In view of the wide range of innovations, how do risk managers go about mitigating the related risks?

Wilbanks says: “Risk managers may need to consult various individuals within their organisation to better understand what role technology plays in their healthcare organisation. Summarising this with a risk register is the first step in managing this exposure.

“Secondly, risk managers should consult with specialists and consultants in the technology risk and cyber risk fields. Lastly, risk managers would benefit from reviewing their risk mitigation techniques, both risk management and risk transfer devices.”

Sam Chee, risk manager, Parkway Pantai, foresees new medical malpractice liabilities and privacy vulnerabilities. “Risk managers need to understand new technologies being employed in a healthcare setting and work with stakeholders to manage the risks,” says Chee. “For example, the use of third-party mobile health applications may require us to either limit the detail of medical records, from a largely operational perspective, or invest in our own applications and storage solution to manage cyber risks, from a largely IT security perspective.”
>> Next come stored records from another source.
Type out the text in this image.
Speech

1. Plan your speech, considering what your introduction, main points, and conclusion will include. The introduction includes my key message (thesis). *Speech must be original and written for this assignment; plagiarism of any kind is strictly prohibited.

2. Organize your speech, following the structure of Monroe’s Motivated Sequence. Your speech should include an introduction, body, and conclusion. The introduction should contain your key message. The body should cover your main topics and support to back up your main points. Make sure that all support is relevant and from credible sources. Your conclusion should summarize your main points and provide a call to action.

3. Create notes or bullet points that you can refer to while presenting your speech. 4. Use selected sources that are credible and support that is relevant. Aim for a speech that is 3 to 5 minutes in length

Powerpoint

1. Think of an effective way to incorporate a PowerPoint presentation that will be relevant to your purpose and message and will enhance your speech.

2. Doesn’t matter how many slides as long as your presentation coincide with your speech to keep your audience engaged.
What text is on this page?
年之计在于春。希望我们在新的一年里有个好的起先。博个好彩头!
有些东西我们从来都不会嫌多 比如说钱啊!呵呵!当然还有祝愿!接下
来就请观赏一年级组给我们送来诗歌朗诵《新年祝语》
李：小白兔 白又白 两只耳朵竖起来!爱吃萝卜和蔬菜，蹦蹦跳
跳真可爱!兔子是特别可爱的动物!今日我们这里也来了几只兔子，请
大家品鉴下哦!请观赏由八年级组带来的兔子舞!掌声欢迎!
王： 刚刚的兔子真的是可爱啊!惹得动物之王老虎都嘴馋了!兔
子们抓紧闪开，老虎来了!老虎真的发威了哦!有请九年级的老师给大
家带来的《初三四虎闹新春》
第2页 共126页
Northern Health director of risk management Matthew Soo says there are two general risk treatment strategies for the medical advances of the future.

“Firstly, have a nominated governance body, such as a new technologies committee, reporting up to the executive and board, comprised of clinical and quality and safety representatives and OHS representatives to approve new technologies and regularly monitor their implementation,” he says.

“Secondly, have a procedure for screening suitability of new technologies – for example, a strong evidence base, ethical considerations addressed [and] privacy issues addressed.”